Outstanding warrants in Ferguson outnumber residents nearly 2 to 1
By RYAN GORMAN
Outstanding warrants outnumber residents in Ferguson, Missouri nearly two-to-one, a new report has revealed.
The St. Louis suburb, where unarmed black teen Michael Brown was shot dead August 9 by white police officer Darren Wilson, has just over 21,000 residents and had more than 40,000 arrest warrants as of June 2013, according to ArchCity Defenders, a local advocacy group.
The town's aggressive policing strategies and difficult to navigate court system generated $2,635,400 in fine revenue for the small town in 2013. Court fines are Ferguson's second-largest source of revenue, according to the Daily Beast.
"The City of Ferguson has more warrants than residents," reads a letter from ArchCity Defenders to Ferguson mayor James Knowles. "Most of these warrants are from unpaid fines for nonviolent offenses.
"For many young people, these warrants act as a barrier to employment and housing. Just as importantly, the psychological trauma of spending each day subject to arrest and incarceration is debilitating."
The large number of warrants is unusual for a town of its size, but not in that area.
The neighboring town of Pine Lawn, which is 96 percent black, has a population of 3,275 and a staggering 23,000 outstanding warrants, according to the Riverfront Times.

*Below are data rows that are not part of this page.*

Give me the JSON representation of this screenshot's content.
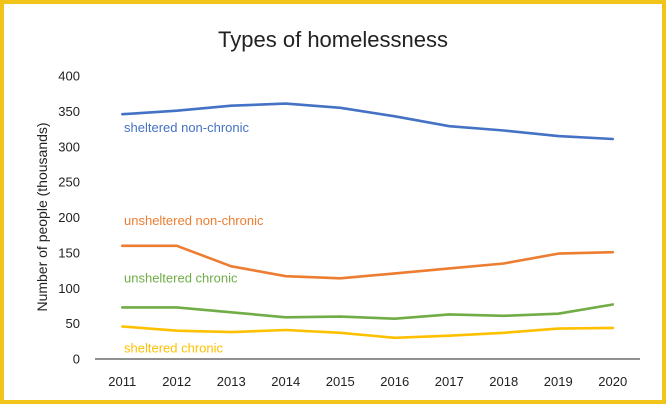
{
  "colors": {
    "frame": "#f0c419",
    "axis": "#222222"
  },
  "chart_data": {
    "type": "line",
    "title": "Types of homelessness",
    "xlabel": "",
    "ylabel": "Number of people (thousands)",
    "ylim": [
      0,
      400
    ],
    "yticks": [
      "0",
      "50",
      "100",
      "150",
      "200",
      "250",
      "300",
      "350",
      "400"
    ],
    "categories": [
      "2011",
      "2012",
      "2013",
      "2014",
      "2015",
      "2016",
      "2017",
      "2018",
      "2019",
      "2020"
    ],
    "grid": false,
    "legend": "inline labels",
    "series": [
      {
        "name": "sheltered non-chronic",
        "color": "#4472c4",
        "values": [
          346,
          351,
          358,
          361,
          355,
          343,
          329,
          323,
          315,
          311
        ]
      },
      {
        "name": "unsheltered non-chronic",
        "color": "#ed7d31",
        "values": [
          160,
          160,
          131,
          117,
          114,
          121,
          128,
          135,
          149,
          151
        ]
      },
      {
        "name": "unsheltered chronic",
        "color": "#70ad47",
        "values": [
          73,
          73,
          66,
          59,
          60,
          57,
          63,
          61,
          64,
          77
        ]
      },
      {
        "name": "sheltered chronic",
        "color": "#ffc000",
        "values": [
          46,
          40,
          38,
          41,
          37,
          30,
          33,
          37,
          43,
          44
        ]
      }
    ]
  }
}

ArchCity Defenders believes this method of policing is predatory and leading to a rift between citizens and authorities. The group wants Ferguson to forgive most fines and warrants, it wrote in the letter.
Ferguson residents are not alone in feeling police forces discriminate against minorities, according to a recent Pew Research Institute Poll.
Only 37 percent of whites in the U.S. feel police treat minorities fairly, Pew found, and a meager 10 percent of blacks agree.
Traffic stop statistics in Ferguson – blacks comprise 71 percent of the population, but 87.3 percent of stops, according to ArchCity Defenders – bare these numbers out.
About 41 percent of whites feel police use the right amount of force for each situation, according to the poll. Only six percent of blacks feel similarly.
Despite this difference of opinion of police shared by the two groups, 69 percent of the public feel blacks and whites get along "very well" or "pretty well," according to the poll.
ArchCity Defenders plans to make their case during an upcoming Ferguson city council meeting, where five of the six council members are white.